In a nutshell
This study compared the health of babies born to parents treated with G-CSF for multiple miscarriages to those born without G-CSF treatment. The study found that G-CSF did not affect the health of newborns.
Despite medical advances, many couples still experience multiple miscarriages. One cause is a genetic mismatch between the mother and offspring called KIR-HLA-C mismatch. Patients with this do not activate the immune system in the womb properly. This prevents proper attachment of the fertilized egg and development of the placenta. The placenta gives blood from the mother to the fetus during pregnancy. An underdeveloped placenta can lead to miscarriage.
G-CSF is a molecule that is naturally produced and helps placenta development. It is administered to women suffering from multiple miscarriages because of the KIR-HLA-C mismatch. While G-CSF has reduced the number of miscarriages, it is unknown if it affects babies born following treatment.
Methods & findings
The health of 33 babies born following G-CSF treatment was compared to 3798 babies born following medical treatments for infertility that did not include G-CSF (control group).
There were no significant differences between the health of the babies in both groups. Babies born after G-CSF treatment had an average birth weight of 3145 g compared to 2952 g in the control group. Babies had an average length of 48.7 cm in the G-CSF group and 50.2 cm in the control group. The percentage of babies with low birth weights (below 2500 g) was 11.8% in the G-CSF group and 19.6% in the control group. 2.5% of babies had a very low birth weight (below 1500 g) in the control group and 0% in the G-CSF group.
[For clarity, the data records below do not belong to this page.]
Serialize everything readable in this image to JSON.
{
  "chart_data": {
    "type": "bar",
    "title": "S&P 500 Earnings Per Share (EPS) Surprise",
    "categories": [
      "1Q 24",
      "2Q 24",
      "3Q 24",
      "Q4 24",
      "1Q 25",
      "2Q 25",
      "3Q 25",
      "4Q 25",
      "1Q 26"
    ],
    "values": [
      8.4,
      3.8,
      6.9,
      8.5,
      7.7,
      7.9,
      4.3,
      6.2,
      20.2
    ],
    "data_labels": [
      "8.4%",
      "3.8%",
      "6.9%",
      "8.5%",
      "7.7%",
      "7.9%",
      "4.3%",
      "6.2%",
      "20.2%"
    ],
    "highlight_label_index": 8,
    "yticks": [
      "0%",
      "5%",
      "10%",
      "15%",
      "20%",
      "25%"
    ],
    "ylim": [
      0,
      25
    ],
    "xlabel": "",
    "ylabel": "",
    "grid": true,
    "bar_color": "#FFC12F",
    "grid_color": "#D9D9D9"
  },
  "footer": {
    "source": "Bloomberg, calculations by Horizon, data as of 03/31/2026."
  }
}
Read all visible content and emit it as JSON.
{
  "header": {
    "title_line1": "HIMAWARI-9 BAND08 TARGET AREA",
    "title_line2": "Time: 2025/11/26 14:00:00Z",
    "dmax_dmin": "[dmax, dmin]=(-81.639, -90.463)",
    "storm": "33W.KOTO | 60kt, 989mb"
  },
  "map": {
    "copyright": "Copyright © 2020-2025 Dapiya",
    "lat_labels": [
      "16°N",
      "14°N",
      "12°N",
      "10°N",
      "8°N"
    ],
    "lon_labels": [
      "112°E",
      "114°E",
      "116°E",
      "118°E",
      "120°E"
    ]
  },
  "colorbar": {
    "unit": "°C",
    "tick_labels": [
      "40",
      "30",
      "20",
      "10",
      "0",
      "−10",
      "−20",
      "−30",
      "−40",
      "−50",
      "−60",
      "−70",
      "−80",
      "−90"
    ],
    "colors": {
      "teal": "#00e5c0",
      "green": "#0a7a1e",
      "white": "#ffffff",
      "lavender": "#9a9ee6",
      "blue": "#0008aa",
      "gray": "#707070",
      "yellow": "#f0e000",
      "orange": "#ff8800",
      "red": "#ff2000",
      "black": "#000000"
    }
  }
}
The length of the pregnancy at birth (gestational age) did not differ significantly between groups. The average gestational age of babies in the G-CSF group was 37 weeks and 38 weeks in the control group. 9.5% of babies were born prematurely (before week 36) after G-CSF treatment compared to 10% in the control group. 2.2% of babies were born greatly prematurely (before week 32) in the control group while none were in the G-CSF group.
There was no significant difference between the groups with respect to genetic abnormalities. 2.1% of babies were born with genetic abnormalities in the control group compared to none in the G-CSF group.
The bottom line
The authors concluded that G-CSF treatment for multiple miscarriages in women with KIR-HLA-C mismatch did not affect the health of newborn babies.
The fine print
The long-term effects of G-CSF on children's health were not investigated. This study was limited by the use of data from medical records for analysis. A low number of babies were examined after G-CSF treatment and more data is needed to confirm the significance of the findings.
Talk to your doctor about any concerns you have regarding treatment and healthy pregnancies.